Fig. 10: AKT and CDK9 co-inhibition recapitulates the effects of AKT and MCL1 co-inhibition in vivo.

A Individual tumour volumes of CP253c treated with ipatasertib (50 mg/kg; n = 5), fadraciclib (40 mg/kg; n = 6), combined treatment (n = 6) and vehicle (n = 5). B Predicted tumour growth using a linear mixed-effect model of CP253c treated with ipatasertib (50 mg/kg; n = 5), fadraciclib (40 mg/kg; n = 5), combined treatment (n = 5) and vehicle (n = 5). C Forest plots showing the results from the longitudinal mixed effect model for log-transformed tumour volume. Estimates and p-values refer to the interaction term of treatment arm and time indicating the difference in tumour volume growth rate between each treatment arm and the vehicle arm.
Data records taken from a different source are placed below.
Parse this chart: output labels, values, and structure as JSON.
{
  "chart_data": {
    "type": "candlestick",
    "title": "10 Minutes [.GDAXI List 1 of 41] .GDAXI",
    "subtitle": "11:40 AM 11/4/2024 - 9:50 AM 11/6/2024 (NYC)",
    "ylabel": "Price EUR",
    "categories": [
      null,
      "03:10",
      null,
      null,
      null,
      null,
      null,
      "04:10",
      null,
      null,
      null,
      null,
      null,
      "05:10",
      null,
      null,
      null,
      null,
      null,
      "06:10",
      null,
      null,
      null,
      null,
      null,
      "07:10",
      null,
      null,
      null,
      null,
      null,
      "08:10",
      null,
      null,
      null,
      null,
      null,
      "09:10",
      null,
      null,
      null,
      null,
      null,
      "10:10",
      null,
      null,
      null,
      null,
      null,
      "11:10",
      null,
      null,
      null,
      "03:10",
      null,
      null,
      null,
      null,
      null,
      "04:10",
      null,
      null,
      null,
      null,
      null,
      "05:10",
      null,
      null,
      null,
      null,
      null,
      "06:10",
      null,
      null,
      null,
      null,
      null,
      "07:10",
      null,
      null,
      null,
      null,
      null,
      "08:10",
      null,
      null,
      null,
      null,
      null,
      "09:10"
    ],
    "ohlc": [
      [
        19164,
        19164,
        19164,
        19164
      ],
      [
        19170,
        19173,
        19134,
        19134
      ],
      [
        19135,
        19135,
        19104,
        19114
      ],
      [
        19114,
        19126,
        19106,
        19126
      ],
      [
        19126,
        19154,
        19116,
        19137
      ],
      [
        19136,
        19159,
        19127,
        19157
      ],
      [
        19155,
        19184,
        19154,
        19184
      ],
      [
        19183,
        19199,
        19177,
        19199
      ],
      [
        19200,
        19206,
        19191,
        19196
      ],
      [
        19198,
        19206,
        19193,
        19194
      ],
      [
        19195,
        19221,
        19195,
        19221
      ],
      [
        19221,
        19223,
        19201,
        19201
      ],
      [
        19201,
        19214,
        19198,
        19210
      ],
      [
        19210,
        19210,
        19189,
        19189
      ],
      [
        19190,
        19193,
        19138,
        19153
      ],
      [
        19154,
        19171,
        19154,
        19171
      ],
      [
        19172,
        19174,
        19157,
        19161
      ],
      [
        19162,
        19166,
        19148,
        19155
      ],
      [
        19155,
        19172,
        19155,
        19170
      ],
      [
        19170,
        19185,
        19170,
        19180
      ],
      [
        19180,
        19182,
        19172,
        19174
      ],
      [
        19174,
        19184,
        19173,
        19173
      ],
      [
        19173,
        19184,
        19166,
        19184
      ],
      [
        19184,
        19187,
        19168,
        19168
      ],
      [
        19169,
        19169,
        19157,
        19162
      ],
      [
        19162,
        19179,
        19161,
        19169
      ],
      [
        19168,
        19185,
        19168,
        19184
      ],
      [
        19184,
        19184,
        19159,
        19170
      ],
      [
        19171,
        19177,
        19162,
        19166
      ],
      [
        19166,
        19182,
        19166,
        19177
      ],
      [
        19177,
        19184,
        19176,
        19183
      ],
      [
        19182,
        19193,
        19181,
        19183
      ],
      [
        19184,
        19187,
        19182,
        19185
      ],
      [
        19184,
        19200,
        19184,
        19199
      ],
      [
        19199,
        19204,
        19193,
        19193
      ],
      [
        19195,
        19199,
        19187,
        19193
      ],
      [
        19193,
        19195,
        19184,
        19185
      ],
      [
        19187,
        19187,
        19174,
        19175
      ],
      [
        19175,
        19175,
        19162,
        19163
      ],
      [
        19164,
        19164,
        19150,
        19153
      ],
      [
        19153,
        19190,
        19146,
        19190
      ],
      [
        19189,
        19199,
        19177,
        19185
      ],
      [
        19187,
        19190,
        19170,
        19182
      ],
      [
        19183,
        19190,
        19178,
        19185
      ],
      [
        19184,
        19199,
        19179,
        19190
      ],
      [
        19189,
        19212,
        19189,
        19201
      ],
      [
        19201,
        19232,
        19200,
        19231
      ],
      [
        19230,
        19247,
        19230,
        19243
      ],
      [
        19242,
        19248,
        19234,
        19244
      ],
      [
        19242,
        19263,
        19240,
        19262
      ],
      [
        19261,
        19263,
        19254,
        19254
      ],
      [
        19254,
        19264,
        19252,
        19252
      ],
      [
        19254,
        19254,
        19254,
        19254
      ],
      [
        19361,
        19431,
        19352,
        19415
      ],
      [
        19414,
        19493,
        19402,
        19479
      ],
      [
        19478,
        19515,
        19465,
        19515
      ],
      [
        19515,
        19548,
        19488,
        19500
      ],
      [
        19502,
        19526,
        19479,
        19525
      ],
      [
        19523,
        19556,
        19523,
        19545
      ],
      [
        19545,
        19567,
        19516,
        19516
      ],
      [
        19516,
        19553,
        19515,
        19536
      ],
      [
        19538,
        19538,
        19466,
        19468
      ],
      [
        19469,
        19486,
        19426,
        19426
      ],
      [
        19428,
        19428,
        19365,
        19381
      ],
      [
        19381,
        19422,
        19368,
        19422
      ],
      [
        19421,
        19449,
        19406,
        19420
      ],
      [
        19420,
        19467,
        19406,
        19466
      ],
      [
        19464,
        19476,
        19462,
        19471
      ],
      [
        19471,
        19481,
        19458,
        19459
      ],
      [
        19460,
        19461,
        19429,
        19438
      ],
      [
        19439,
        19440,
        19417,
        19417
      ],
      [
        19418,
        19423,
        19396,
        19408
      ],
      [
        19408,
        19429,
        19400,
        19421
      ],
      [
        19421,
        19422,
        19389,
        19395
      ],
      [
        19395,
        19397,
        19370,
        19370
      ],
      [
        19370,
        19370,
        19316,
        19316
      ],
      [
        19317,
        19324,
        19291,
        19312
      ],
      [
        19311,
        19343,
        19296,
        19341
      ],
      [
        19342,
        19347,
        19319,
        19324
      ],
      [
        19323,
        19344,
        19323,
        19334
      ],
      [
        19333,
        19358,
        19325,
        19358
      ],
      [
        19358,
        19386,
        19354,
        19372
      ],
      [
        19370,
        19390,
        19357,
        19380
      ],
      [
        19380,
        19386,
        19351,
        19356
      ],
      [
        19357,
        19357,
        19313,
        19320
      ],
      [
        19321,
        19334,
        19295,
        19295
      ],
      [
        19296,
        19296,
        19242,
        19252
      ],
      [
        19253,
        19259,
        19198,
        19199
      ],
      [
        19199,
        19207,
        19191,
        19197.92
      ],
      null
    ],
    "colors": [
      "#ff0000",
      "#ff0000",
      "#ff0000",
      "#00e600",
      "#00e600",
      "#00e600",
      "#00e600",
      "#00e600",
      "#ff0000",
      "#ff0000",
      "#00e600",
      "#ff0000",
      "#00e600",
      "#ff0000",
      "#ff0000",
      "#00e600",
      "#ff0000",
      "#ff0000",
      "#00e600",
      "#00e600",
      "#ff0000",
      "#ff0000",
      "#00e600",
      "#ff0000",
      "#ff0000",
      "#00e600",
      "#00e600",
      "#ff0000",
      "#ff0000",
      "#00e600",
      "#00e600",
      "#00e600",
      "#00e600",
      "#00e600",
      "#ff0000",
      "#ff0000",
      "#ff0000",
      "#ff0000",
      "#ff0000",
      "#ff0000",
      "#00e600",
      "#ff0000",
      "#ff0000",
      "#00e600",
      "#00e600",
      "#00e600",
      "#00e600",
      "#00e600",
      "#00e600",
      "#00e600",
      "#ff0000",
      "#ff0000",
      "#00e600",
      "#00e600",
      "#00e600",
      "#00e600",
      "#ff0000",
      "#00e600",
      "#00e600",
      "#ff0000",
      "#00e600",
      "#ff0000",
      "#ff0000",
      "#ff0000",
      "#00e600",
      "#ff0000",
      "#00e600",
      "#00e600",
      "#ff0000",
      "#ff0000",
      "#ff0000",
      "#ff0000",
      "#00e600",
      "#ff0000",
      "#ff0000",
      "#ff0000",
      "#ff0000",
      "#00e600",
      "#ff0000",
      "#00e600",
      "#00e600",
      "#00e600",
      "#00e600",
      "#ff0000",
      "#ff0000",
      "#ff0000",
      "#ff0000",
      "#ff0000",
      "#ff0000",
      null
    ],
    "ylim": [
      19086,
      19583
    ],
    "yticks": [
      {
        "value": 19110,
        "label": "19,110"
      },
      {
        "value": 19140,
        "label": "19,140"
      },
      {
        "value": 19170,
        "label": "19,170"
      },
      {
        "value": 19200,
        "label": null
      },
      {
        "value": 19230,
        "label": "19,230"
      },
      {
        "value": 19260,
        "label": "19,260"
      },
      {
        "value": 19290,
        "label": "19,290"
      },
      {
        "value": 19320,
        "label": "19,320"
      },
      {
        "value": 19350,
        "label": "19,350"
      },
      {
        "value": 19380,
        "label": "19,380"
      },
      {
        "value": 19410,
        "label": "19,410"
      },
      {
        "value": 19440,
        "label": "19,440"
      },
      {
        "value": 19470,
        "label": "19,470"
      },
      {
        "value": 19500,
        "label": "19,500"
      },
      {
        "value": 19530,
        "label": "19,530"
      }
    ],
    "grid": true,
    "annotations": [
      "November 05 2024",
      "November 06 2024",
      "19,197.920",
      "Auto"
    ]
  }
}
Points represent the random effect coefficients for each drug group and error bars the 95% confidence intervals. The black dotted line indicates the vehicle (reference level). D Comparison of protein expression for cleaved caspase 3 (% positive cells), Ki67 (% positive cells) and pGSK3B, pPRAS40 and MCL1 H-score for the different treatment arms. Necrotic samples were not analysed. The box shows the interquartile range, the line indicates the mean, and the whiskers represent the minimum and maximum values. One-way ANOVA with post-hoc Fisher’s LSD test was performed. Representative IHC micrograph for end-of-treatment CP253c tumours are also shown (bottom panel). The scale bar indicates a length of 100 µm. Source data are provided as a Source Data file.